Tuesday, December 3, 2013

The Romantic Era (pt. 2)

For one thing, Romanticism took from the Neoclassical attitude of seriousness adopted after the Revolution.  A further backlash against the licentious lewdness of the Rococo Period, Romanticism (as we mean it here) was a style of art that portrayed dramatic and exotic subjects perceived with strong feelings.  This heightened sense of emotion is one of the key differences in Romantic art.  Neoclassical paintings like Ingres' Apotheosis of Homer was painted flatly and linearly, you will recall, with not a whole lot of bursting emotion.  Romantic paintings breathe emotion.  They also shift their focus primarily onto the present, instead of looking back to the Classical past (again, as Ingres' Apotheosis painting did).  These paintings often deal with current events but portray them in the fashion one would portray an ancient, epic event of Classical Greek or Roman mythology—dramatically.  Romanticism sees all of contemporary life through the Classical lens of epic drama and passionate emotionalism.  The changes can be heard in music at this time as easily as the difference between Mozart and Beethoven.

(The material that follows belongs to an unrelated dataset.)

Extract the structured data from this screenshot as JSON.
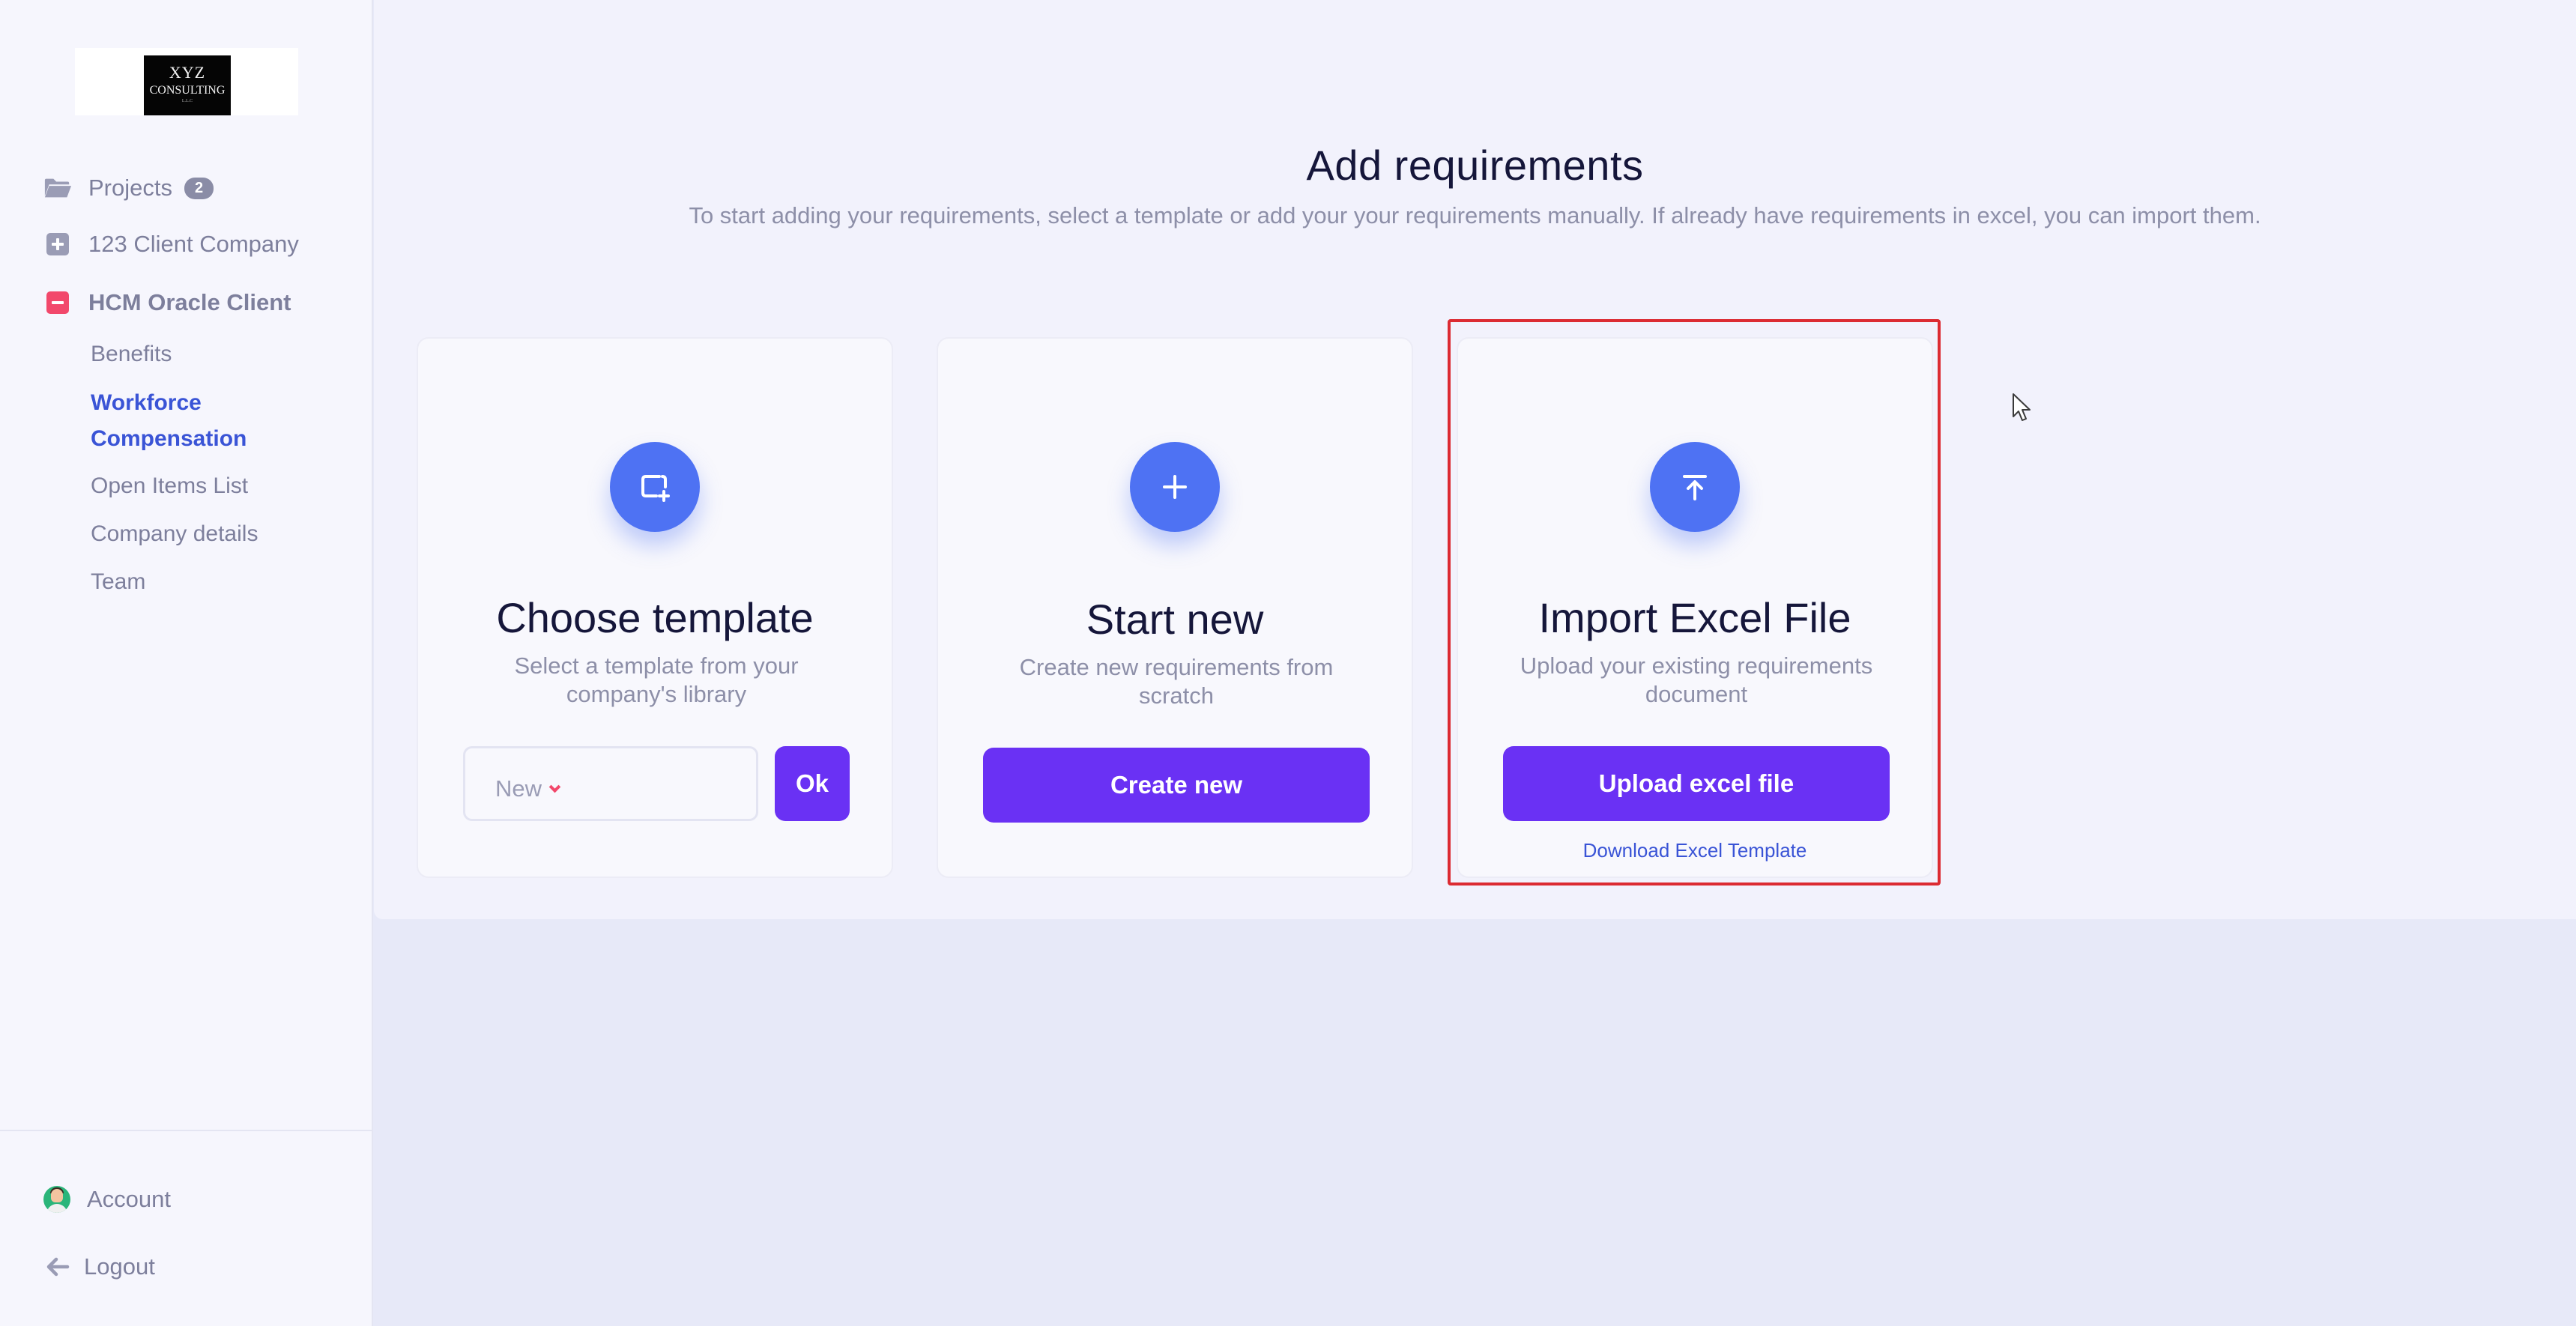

In one sense, then, the court paintings of Jacques-Louis David could be considered Romantic—and they very often are.  I placed them under the Neoclassical Period of art because: (1) that is how I was taught; and (2) it helps one to better see the immediate withdrawal away from the Rococo style after the French Revolution.  But it is true that David's paintings of Napoleon are as much Romantically inspired as they are Neoclassically styled.  His paintings were of contemporary events, like the emperor's coronation; and they were often shown in dramatic fashion, like his painting of Napoleon Crossing the Alps.  Romanticism and Neoclassicism share much in common, so I will pick up where we left off and return to another David painting, now under the category of Romantic art.
Just after Napoleon's Syrian Campaign, his troops won a decisive victory over the Ottoman Turks at Jaffa in Israel.  After the conquest, many of Napoleon's men were infected with Bubonic plague and deemed incurable.  Their emperor had them poisoned to prevent further spread of the disease, but in so doing he fell into disfavor with many among the general public (understandably so, I think).  To counter the negative sentiment towards his name, Napoleon turned once more to his favorite painter in order to generate some more promotional propaganda.  This time, we see Napoleon at a "pest house" (or plague colony) of infected Bubonic plague victims.  The highly contagious nature of the disease made it necessary to isolate those suffering from it to prevent further contamination.  It would have been considered absolutely dangerous to enter into a plague house such as we see here, but Napoleon stands upright and calm.  It would have been considered even more dangerous not to have a cloth or handkerchief covering one's mouth while among the colony.  It would have been considered complete suicide to touch one of the sick, but Napoleon, with no glove or cloth to protect him, stretches out his helping hand like the great Healer, Christ Himself.  Meanwhile we can see the city of Jaffa burning in the background with a French flag staked over it, but this is conveniently pushed away from the scene at present.  What artist Jacques-Louis David has painted is an extraordinary image of Napoleon as a fearless general, a compassionate leader, a helper of the weak, and an inspiration to his men, a great emperor, and no less great a man than the Son of Man.  Propaganda makes heroes.